Dalam penipuan ini, pelaku akan meminta korban untuk memberikan informasi pribadi dan diinstruksikan untuk menunjukkan model laptop pilihan mereka.
Selain itu, korban juga diminta untuk membagikan tautan ke halaman undian berhadiah tersebut ke 15 kontak mereka melalui WhatsApp.

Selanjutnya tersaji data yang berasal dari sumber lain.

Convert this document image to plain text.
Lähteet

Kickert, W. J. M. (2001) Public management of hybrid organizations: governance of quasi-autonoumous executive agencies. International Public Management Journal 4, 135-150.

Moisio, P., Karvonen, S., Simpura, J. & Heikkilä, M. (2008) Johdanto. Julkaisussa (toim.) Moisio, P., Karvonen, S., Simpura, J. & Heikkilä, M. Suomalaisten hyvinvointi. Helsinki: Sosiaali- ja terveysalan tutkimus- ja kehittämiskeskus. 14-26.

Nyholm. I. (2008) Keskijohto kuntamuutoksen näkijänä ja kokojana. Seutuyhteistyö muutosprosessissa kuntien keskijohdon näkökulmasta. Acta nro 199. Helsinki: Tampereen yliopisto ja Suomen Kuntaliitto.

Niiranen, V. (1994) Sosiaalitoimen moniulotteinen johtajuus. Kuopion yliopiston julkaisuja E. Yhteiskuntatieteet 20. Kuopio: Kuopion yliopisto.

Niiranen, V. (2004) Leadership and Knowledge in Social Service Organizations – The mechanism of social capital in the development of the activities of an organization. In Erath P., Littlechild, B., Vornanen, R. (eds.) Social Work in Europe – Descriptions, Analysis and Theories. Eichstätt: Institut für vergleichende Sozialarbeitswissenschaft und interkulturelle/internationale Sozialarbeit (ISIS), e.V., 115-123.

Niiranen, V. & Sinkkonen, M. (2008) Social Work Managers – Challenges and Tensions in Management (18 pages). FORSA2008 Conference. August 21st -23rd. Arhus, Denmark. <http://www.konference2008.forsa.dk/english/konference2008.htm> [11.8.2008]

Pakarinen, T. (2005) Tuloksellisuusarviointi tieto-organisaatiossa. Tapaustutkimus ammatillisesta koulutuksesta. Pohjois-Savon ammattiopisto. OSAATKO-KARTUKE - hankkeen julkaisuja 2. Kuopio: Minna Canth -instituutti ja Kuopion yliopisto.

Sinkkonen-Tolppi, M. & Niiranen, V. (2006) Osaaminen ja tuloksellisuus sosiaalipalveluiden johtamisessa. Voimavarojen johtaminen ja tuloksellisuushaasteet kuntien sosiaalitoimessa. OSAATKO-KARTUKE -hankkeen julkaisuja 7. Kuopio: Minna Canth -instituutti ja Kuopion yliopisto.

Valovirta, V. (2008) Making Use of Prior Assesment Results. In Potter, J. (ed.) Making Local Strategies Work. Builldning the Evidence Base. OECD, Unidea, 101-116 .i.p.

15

Setelah korban memenangkan undian, mereka akan diminta membayar sejumlah uang untuk pengiriman barang. Permintaan pembayaran inilah yang disinyalir sebagai tindakan penipuan.
“Penipuan ini tidak hanya sekadar pencurian data langsung, tetapi juga dapat mengakibatkan konsekuensi yang lebih serius dan jangka panjang,” demikian peringatan Olga Svistunova, pakar keamanan di Kaspersky dalam keterangan tertulis. Dikutip dari VOA.
Menurut Olga, jika pelaku penipuan memperoleh akses informasi ke sekolah swasta, seperti jadwal kelas, maka informasi tersebut dapat dimanfaatkan untuk penguntitan, perundungan siber, atau bahkan pencurian identitas.